For me it was definitely myself that was the trigger to start making some changes. A couple of weeks ago I quit my usual gym classes and started training by myself. I started considering where my skills I have attained throughout my studies could be exercised outside of university. I am definitely feeling a bit of anxiety and discomfort kicking in. I won’t lie, I am a tad nervous where a few new opportunities could take me.
“Being slightly uncomfortable, whether or not by choice, can push us to achieve goals we never thought we could. But it’s important to remember that we don’t need to challenge ourselves and be productive all the time. It’s good to step out of our comfort zone. But it’s also good to be able to go back in.” - Brené Brown, a research professor at the University of Houston Graduate College of Social Work.
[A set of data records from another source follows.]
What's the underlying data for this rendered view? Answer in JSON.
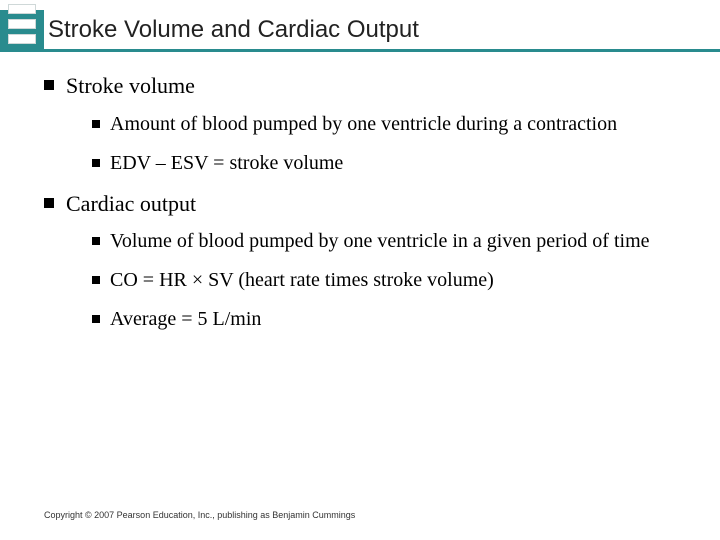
{
  "colors": {
    "accent": "#298b8e",
    "background": "#ffffff",
    "text": "#000000",
    "footer": "#333333"
  },
  "title": "Stroke Volume and Cardiac Output",
  "bullets": [
    {
      "text": "Stroke volume",
      "children": [
        {
          "text": "Amount of blood pumped by one ventricle during a contraction"
        },
        {
          "text": "EDV – ESV = stroke volume"
        }
      ]
    },
    {
      "text": "Cardiac output",
      "children": [
        {
          "text": "Volume of blood pumped by one ventricle in a given period of time"
        },
        {
          "text": "CO = HR × SV (heart rate times stroke volume)"
        },
        {
          "text": "Average = 5 L/min"
        }
      ]
    }
  ],
  "footer": "Copyright © 2007 Pearson Education, Inc., publishing as Benjamin Cummings"
}
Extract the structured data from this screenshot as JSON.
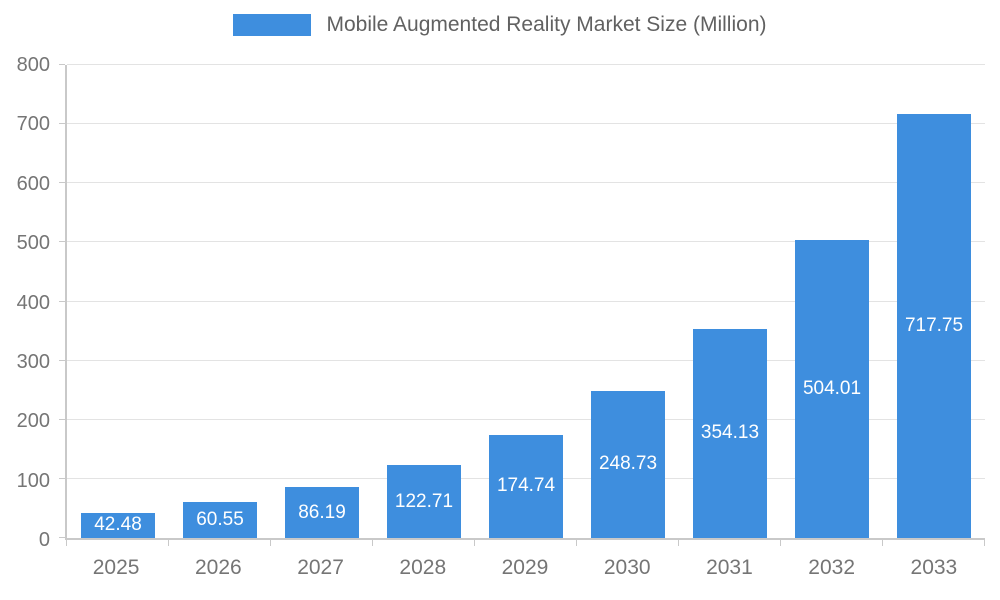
{
  "chart_data": {
    "type": "bar",
    "title": "Mobile Augmented Reality Market Size (Million)",
    "categories": [
      "2025",
      "2026",
      "2027",
      "2028",
      "2029",
      "2030",
      "2031",
      "2032",
      "2033"
    ],
    "values": [
      42.48,
      60.55,
      86.19,
      122.71,
      174.74,
      248.73,
      354.13,
      504.01,
      717.75
    ],
    "value_labels": [
      "42.48",
      "60.55",
      "86.19",
      "122.71",
      "174.74",
      "248.73",
      "354.13",
      "504.01",
      "717.75"
    ],
    "xlabel": "",
    "ylabel": "",
    "ylim": [
      0,
      800
    ],
    "yticks": [
      0,
      100,
      200,
      300,
      400,
      500,
      600,
      700,
      800
    ],
    "grid": true,
    "legend_position": "top",
    "bar_color": "#3e8ede",
    "value_label_color": "#ffffff",
    "axis_text_color": "#757575",
    "title_color": "#616161",
    "gridline_color": "#e3e3e3",
    "axis_line_color": "#c9c9c9"
  }
}
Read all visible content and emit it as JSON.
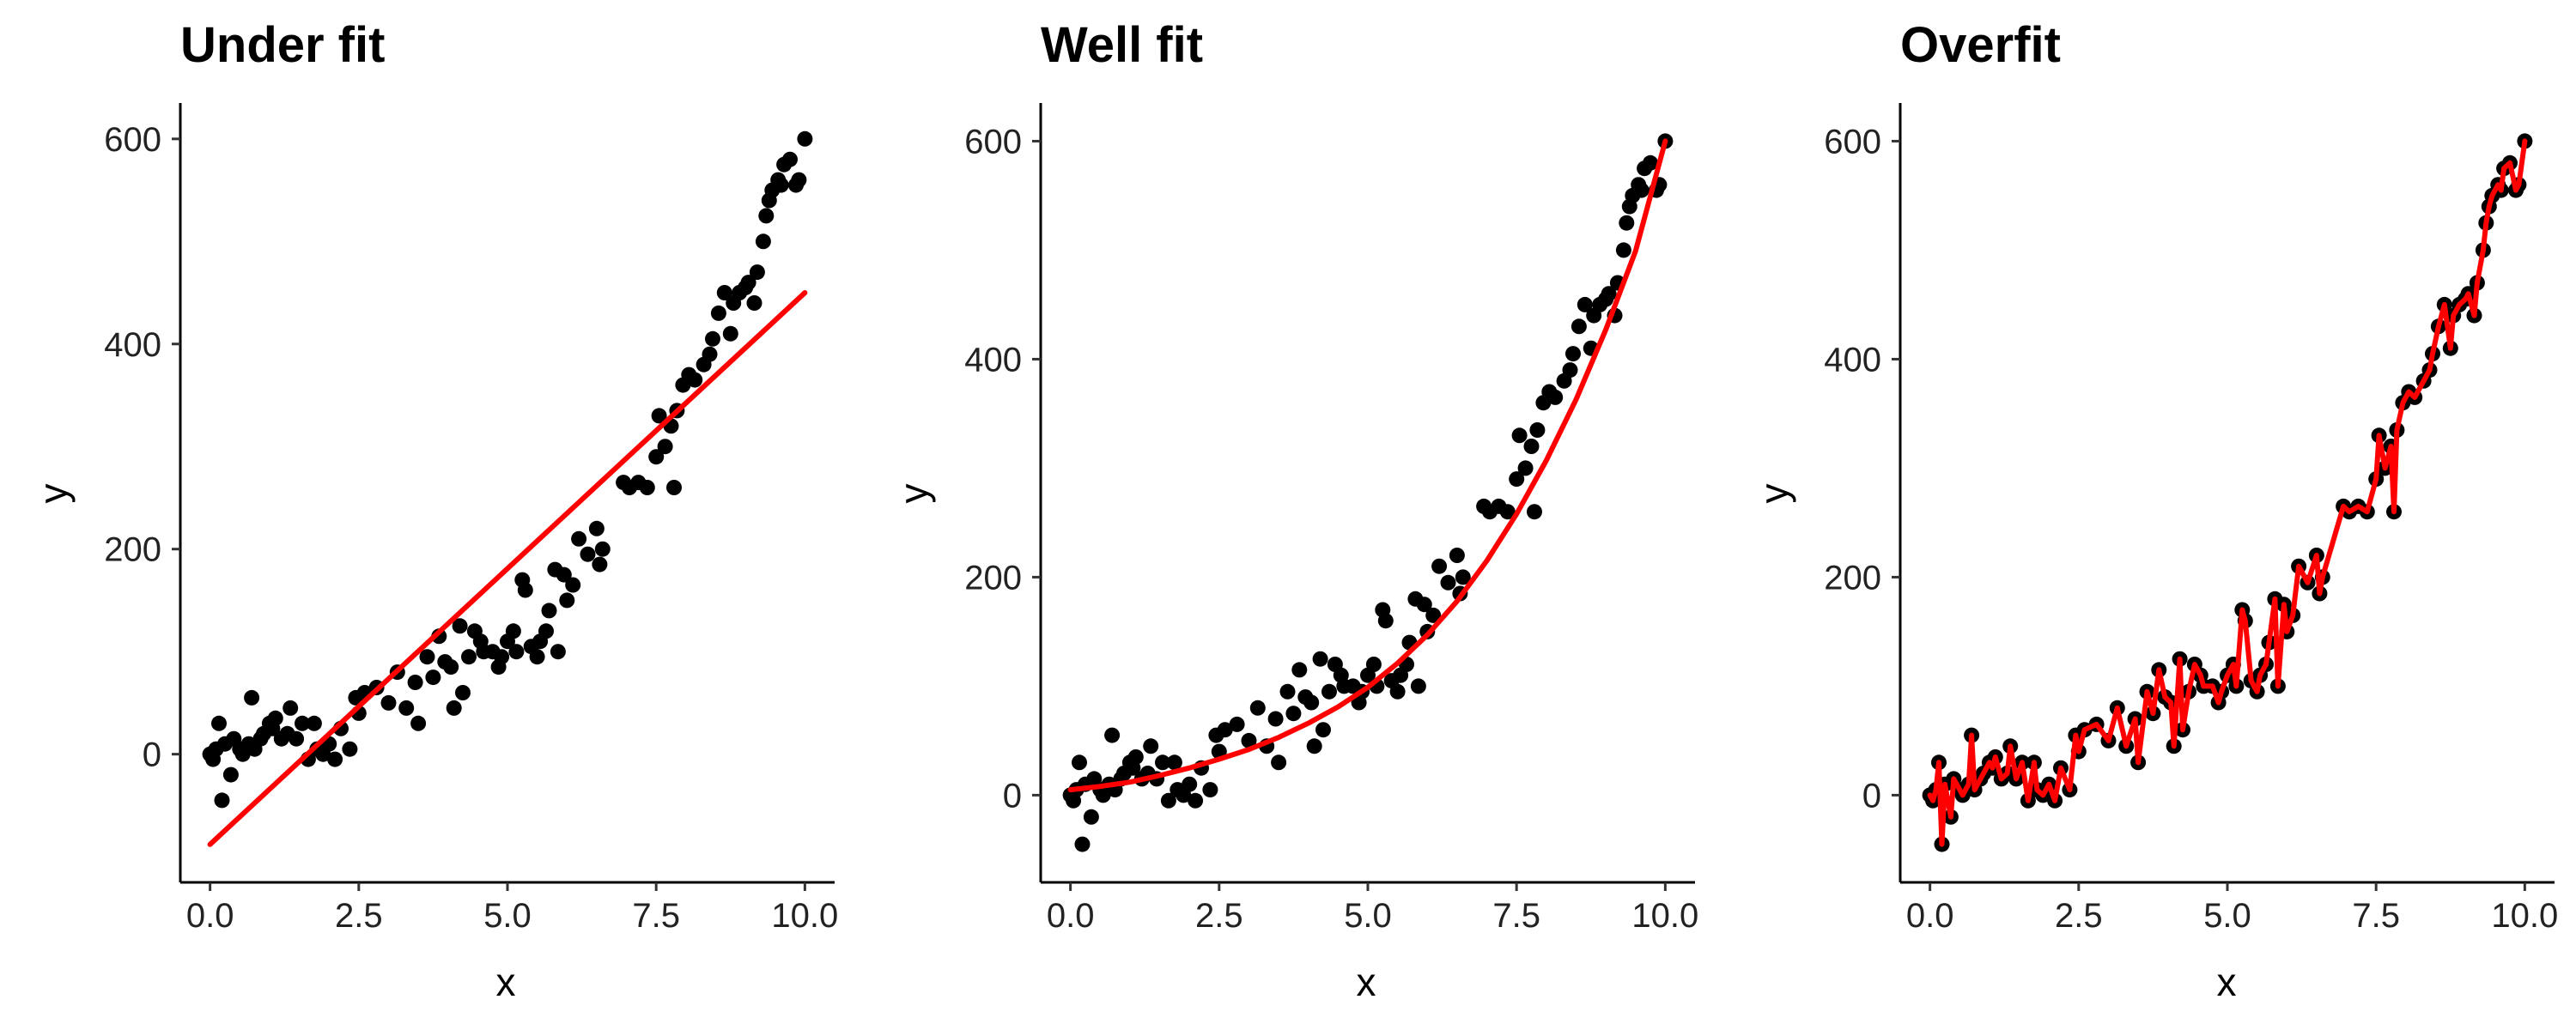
{
  "colors": {
    "points": "#000000",
    "fit": "#ff0000",
    "background": "#ffffff"
  },
  "chart_data": [
    {
      "type": "scatter",
      "title": "Under fit",
      "xlabel": "x",
      "ylabel": "y",
      "xlim": [
        -0.5,
        10.5
      ],
      "ylim": [
        -125,
        635
      ],
      "xticks": [
        0,
        2.5,
        5,
        7.5,
        10
      ],
      "xtick_labels": [
        "0.0",
        "2.5",
        "5.0",
        "7.5",
        "10.0"
      ],
      "yticks": [
        0,
        200,
        400,
        600
      ],
      "ytick_labels": [
        "0",
        "200",
        "400",
        "600"
      ],
      "grid": false,
      "legend": "none",
      "fit": {
        "kind": "linear",
        "x": [
          0,
          10
        ],
        "y": [
          -88,
          450
        ]
      },
      "points": {
        "x": [
          0.0,
          0.05,
          0.1,
          0.15,
          0.2,
          0.25,
          0.35,
          0.4,
          0.5,
          0.55,
          0.65,
          0.7,
          0.75,
          0.85,
          0.9,
          1.0,
          1.05,
          1.1,
          1.2,
          1.3,
          1.35,
          1.45,
          1.55,
          1.65,
          1.75,
          1.8,
          1.9,
          2.0,
          2.1,
          2.2,
          2.35,
          2.45,
          2.5,
          2.6,
          2.8,
          3.0,
          3.15,
          3.3,
          3.45,
          3.5,
          3.65,
          3.75,
          3.85,
          3.95,
          4.05,
          4.1,
          4.2,
          4.25,
          4.35,
          4.45,
          4.55,
          4.6,
          4.75,
          4.85,
          4.9,
          5.0,
          5.1,
          5.15,
          5.25,
          5.3,
          5.4,
          5.5,
          5.55,
          5.65,
          5.7,
          5.8,
          5.85,
          5.95,
          6.0,
          6.1,
          6.2,
          6.35,
          6.5,
          6.55,
          6.6,
          6.95,
          7.05,
          7.2,
          7.35,
          7.5,
          7.55,
          7.65,
          7.75,
          7.8,
          7.85,
          7.95,
          8.05,
          8.15,
          8.3,
          8.4,
          8.45,
          8.55,
          8.65,
          8.75,
          8.8,
          8.9,
          9.0,
          9.05,
          9.15,
          9.2,
          9.3,
          9.35,
          9.4,
          9.45,
          9.55,
          9.6,
          9.65,
          9.75,
          9.85,
          9.9,
          10.0
        ],
        "y": [
          0,
          -5,
          5,
          30,
          -45,
          10,
          -20,
          15,
          5,
          0,
          10,
          55,
          5,
          15,
          20,
          30,
          25,
          35,
          15,
          20,
          45,
          15,
          30,
          -5,
          30,
          5,
          0,
          10,
          -5,
          25,
          5,
          55,
          40,
          60,
          65,
          50,
          80,
          45,
          70,
          30,
          95,
          75,
          115,
          90,
          85,
          45,
          125,
          60,
          95,
          120,
          110,
          100,
          100,
          85,
          95,
          110,
          120,
          100,
          170,
          160,
          105,
          95,
          110,
          120,
          140,
          180,
          100,
          175,
          150,
          165,
          210,
          195,
          220,
          185,
          200,
          265,
          260,
          265,
          260,
          290,
          330,
          300,
          320,
          260,
          335,
          360,
          370,
          365,
          380,
          390,
          405,
          430,
          450,
          410,
          440,
          450,
          455,
          460,
          440,
          470,
          500,
          525,
          540,
          550,
          560,
          555,
          575,
          580,
          555,
          560,
          600
        ]
      }
    },
    {
      "type": "scatter",
      "title": "Well fit",
      "xlabel": "x",
      "ylabel": "y",
      "xlim": [
        -0.5,
        10.5
      ],
      "ylim": [
        -80,
        635
      ],
      "xticks": [
        0,
        2.5,
        5,
        7.5,
        10
      ],
      "xtick_labels": [
        "0.0",
        "2.5",
        "5.0",
        "7.5",
        "10.0"
      ],
      "yticks": [
        0,
        200,
        400,
        600
      ],
      "ytick_labels": [
        "0",
        "200",
        "400",
        "600"
      ],
      "grid": false,
      "legend": "none",
      "fit": {
        "kind": "curve",
        "x": [
          0,
          0.5,
          1,
          1.5,
          2,
          2.5,
          3,
          3.5,
          4,
          4.5,
          5,
          5.5,
          6,
          6.5,
          7,
          7.5,
          8,
          8.5,
          9,
          9.5,
          10
        ],
        "y": [
          5,
          8,
          12,
          18,
          25,
          33,
          42,
          53,
          66,
          81,
          99,
          121,
          147,
          178,
          215,
          258,
          307,
          363,
          427,
          499,
          600
        ]
      },
      "points": {
        "x": [
          0.0,
          0.05,
          0.1,
          0.15,
          0.2,
          0.25,
          0.35,
          0.4,
          0.5,
          0.55,
          0.65,
          0.7,
          0.75,
          0.85,
          0.9,
          1.0,
          1.05,
          1.1,
          1.2,
          1.3,
          1.35,
          1.45,
          1.55,
          1.65,
          1.75,
          1.8,
          1.9,
          2.0,
          2.1,
          2.2,
          2.35,
          2.45,
          2.5,
          2.6,
          2.8,
          3.0,
          3.15,
          3.3,
          3.45,
          3.5,
          3.65,
          3.75,
          3.85,
          3.95,
          4.05,
          4.1,
          4.2,
          4.25,
          4.35,
          4.45,
          4.55,
          4.6,
          4.75,
          4.85,
          4.9,
          5.0,
          5.1,
          5.15,
          5.25,
          5.3,
          5.4,
          5.5,
          5.55,
          5.65,
          5.7,
          5.8,
          5.85,
          5.95,
          6.0,
          6.1,
          6.2,
          6.35,
          6.5,
          6.55,
          6.6,
          6.95,
          7.05,
          7.2,
          7.35,
          7.5,
          7.55,
          7.65,
          7.75,
          7.8,
          7.85,
          7.95,
          8.05,
          8.15,
          8.3,
          8.4,
          8.45,
          8.55,
          8.65,
          8.75,
          8.8,
          8.9,
          9.0,
          9.05,
          9.15,
          9.2,
          9.3,
          9.35,
          9.4,
          9.45,
          9.55,
          9.6,
          9.65,
          9.75,
          9.85,
          9.9,
          10.0
        ],
        "y": [
          0,
          -5,
          5,
          30,
          -45,
          10,
          -20,
          15,
          5,
          0,
          10,
          55,
          5,
          15,
          20,
          30,
          25,
          35,
          15,
          20,
          45,
          15,
          30,
          -5,
          30,
          5,
          0,
          10,
          -5,
          25,
          5,
          55,
          40,
          60,
          65,
          50,
          80,
          45,
          70,
          30,
          95,
          75,
          115,
          90,
          85,
          45,
          125,
          60,
          95,
          120,
          110,
          100,
          100,
          85,
          95,
          110,
          120,
          100,
          170,
          160,
          105,
          95,
          110,
          120,
          140,
          180,
          100,
          175,
          150,
          165,
          210,
          195,
          220,
          185,
          200,
          265,
          260,
          265,
          260,
          290,
          330,
          300,
          320,
          260,
          335,
          360,
          370,
          365,
          380,
          390,
          405,
          430,
          450,
          410,
          440,
          450,
          455,
          460,
          440,
          470,
          500,
          525,
          540,
          550,
          560,
          555,
          575,
          580,
          555,
          560,
          600
        ]
      }
    },
    {
      "type": "scatter",
      "title": "Overfit",
      "xlabel": "x",
      "ylabel": "y",
      "xlim": [
        -0.5,
        10.5
      ],
      "ylim": [
        -80,
        635
      ],
      "xticks": [
        0,
        2.5,
        5,
        7.5,
        10
      ],
      "xtick_labels": [
        "0.0",
        "2.5",
        "5.0",
        "7.5",
        "10.0"
      ],
      "yticks": [
        0,
        200,
        400,
        600
      ],
      "ytick_labels": [
        "0",
        "200",
        "400",
        "600"
      ],
      "grid": false,
      "legend": "none",
      "fit": {
        "kind": "interpolating",
        "through": "points"
      },
      "points": {
        "x": [
          0.0,
          0.05,
          0.1,
          0.15,
          0.2,
          0.25,
          0.35,
          0.4,
          0.5,
          0.55,
          0.65,
          0.7,
          0.75,
          0.85,
          0.9,
          1.0,
          1.05,
          1.1,
          1.2,
          1.3,
          1.35,
          1.45,
          1.55,
          1.65,
          1.75,
          1.8,
          1.9,
          2.0,
          2.1,
          2.2,
          2.35,
          2.45,
          2.5,
          2.6,
          2.8,
          3.0,
          3.15,
          3.3,
          3.45,
          3.5,
          3.65,
          3.75,
          3.85,
          3.95,
          4.05,
          4.1,
          4.2,
          4.25,
          4.35,
          4.45,
          4.55,
          4.6,
          4.75,
          4.85,
          4.9,
          5.0,
          5.1,
          5.15,
          5.25,
          5.3,
          5.4,
          5.5,
          5.55,
          5.65,
          5.7,
          5.8,
          5.85,
          5.95,
          6.0,
          6.1,
          6.2,
          6.35,
          6.5,
          6.55,
          6.6,
          6.95,
          7.05,
          7.2,
          7.35,
          7.5,
          7.55,
          7.65,
          7.75,
          7.8,
          7.85,
          7.95,
          8.05,
          8.15,
          8.3,
          8.4,
          8.45,
          8.55,
          8.65,
          8.75,
          8.8,
          8.9,
          9.0,
          9.05,
          9.15,
          9.2,
          9.3,
          9.35,
          9.4,
          9.45,
          9.55,
          9.6,
          9.65,
          9.75,
          9.85,
          9.9,
          10.0
        ],
        "y": [
          0,
          -5,
          5,
          30,
          -45,
          10,
          -20,
          15,
          5,
          0,
          10,
          55,
          5,
          15,
          20,
          30,
          25,
          35,
          15,
          20,
          45,
          15,
          30,
          -5,
          30,
          5,
          0,
          10,
          -5,
          25,
          5,
          55,
          40,
          60,
          65,
          50,
          80,
          45,
          70,
          30,
          95,
          75,
          115,
          90,
          85,
          45,
          125,
          60,
          95,
          120,
          110,
          100,
          100,
          85,
          95,
          110,
          120,
          100,
          170,
          160,
          105,
          95,
          110,
          120,
          140,
          180,
          100,
          175,
          150,
          165,
          210,
          195,
          220,
          185,
          200,
          265,
          260,
          265,
          260,
          290,
          330,
          300,
          320,
          260,
          335,
          360,
          370,
          365,
          380,
          390,
          405,
          430,
          450,
          410,
          440,
          450,
          455,
          460,
          440,
          470,
          500,
          525,
          540,
          550,
          560,
          555,
          575,
          580,
          555,
          560,
          600
        ]
      }
    }
  ]
}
I think of all the things I have achieved in my life so far. Each of them came with a risk. Each of them came from discomfort. This relaxes me and reminds me that incredible things await us if we just take a chance, step outside our comfort zones and try something new. I am not saying you have to quit your job or do anything too drastic. This is just a reminder to really think about your life as it is today. How do you feel when you get up in the morning? Are you inspired? Are you driven?
The last couple of weeks I have said ‘yes’ to everything. I am determined for things in my life to shift a bit. It is time for me to shake things up and for me to think outside the box. I need to challenge myself. GROW. It is all about the little things.
Don’t underestimate the value of taking a different walking trail, trying a new food, or talking to a stranger. The world is at our fingertips to enjoy and explore. Take a step with me today into the world of ‘complexity,’ you might find that after a little while it is a pretty amazing space to be in and that things aren’t as scary as they seem.